Even if birth rate was constant, Horning says predation could drive the decline of a population because of density dependence—an ecological concept that states the behavior of an animal may change as the density of its predators or prey changes. This concept allowed Horning and Mellish to explore a number of hypothetical ecological scenarios.
“Imagine if 1,000 transient killer whales ate 5,000 Steller sea lions per year,” Horning explains. “This wouldn’t have much of an impact in a population of 200,000 Steller sea lions. But if the sea lion population declines to 20,000 and the predators’ behavior doesn’t change, those 5,000 Stellers eaten each year now have a huge impact on population trajectory. However, because it is more difficult to find prey in a smaller population, the killer whales would likely start looking for something else. These are the types of questions we ask in a density-dependent framework.”
Advice for Managers
Horning and Mellish reject the recent hypothesis that juvenile survival rates have recovered while birth rates have declined. Instead, they suggest that predation on juvenile sea lions is the single largest impediment to the recovery of the species in the eastern Gulf of Alaska, and they call for demographic models that use age-structured census data, so the effects of predation on different age classes can be understood.

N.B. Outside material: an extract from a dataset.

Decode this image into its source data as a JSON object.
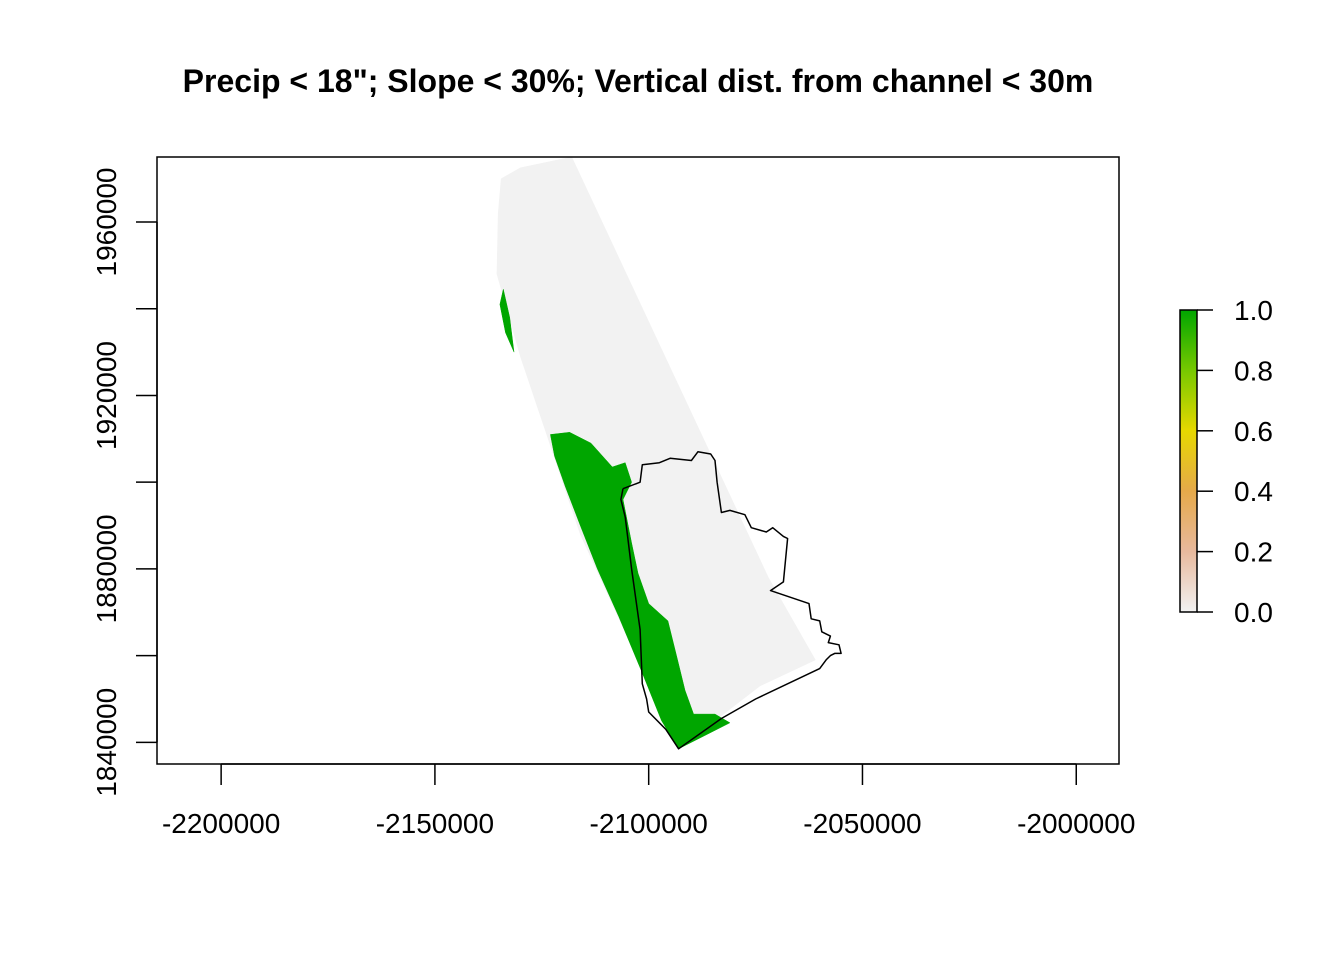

Horning cautions against extrapolating the results of this study too widely, noting: “Our model is not talking about what triggered the decline of Steller sea lions. We’re talking about what is driving the population trajectory right now in the eastern Gulf of Alaska, in the context of this thinking exercise.”
He does hope the density-dependent conceptual framework will jump-start a languishing discussion on how to effectively manage Steller sea lion populations in the face of predation. He notes that fisheries managers often assess the health of a population by looking at birth rate, not death rate—but Horning believes this is an overly simplistic model.
“We can’t point out anything more than saying there’s a lot of predation,” Horning admits, “and the response of fisheries managers could be, so what? But our conceptual model helps to consider the potential impacts of changes in predation, recruitment and the birth rate. For example, our model suggests that simply increasing the birth rate won’t necessarily overcome the impacts of predation—only reducing predation will help to restore a balance.”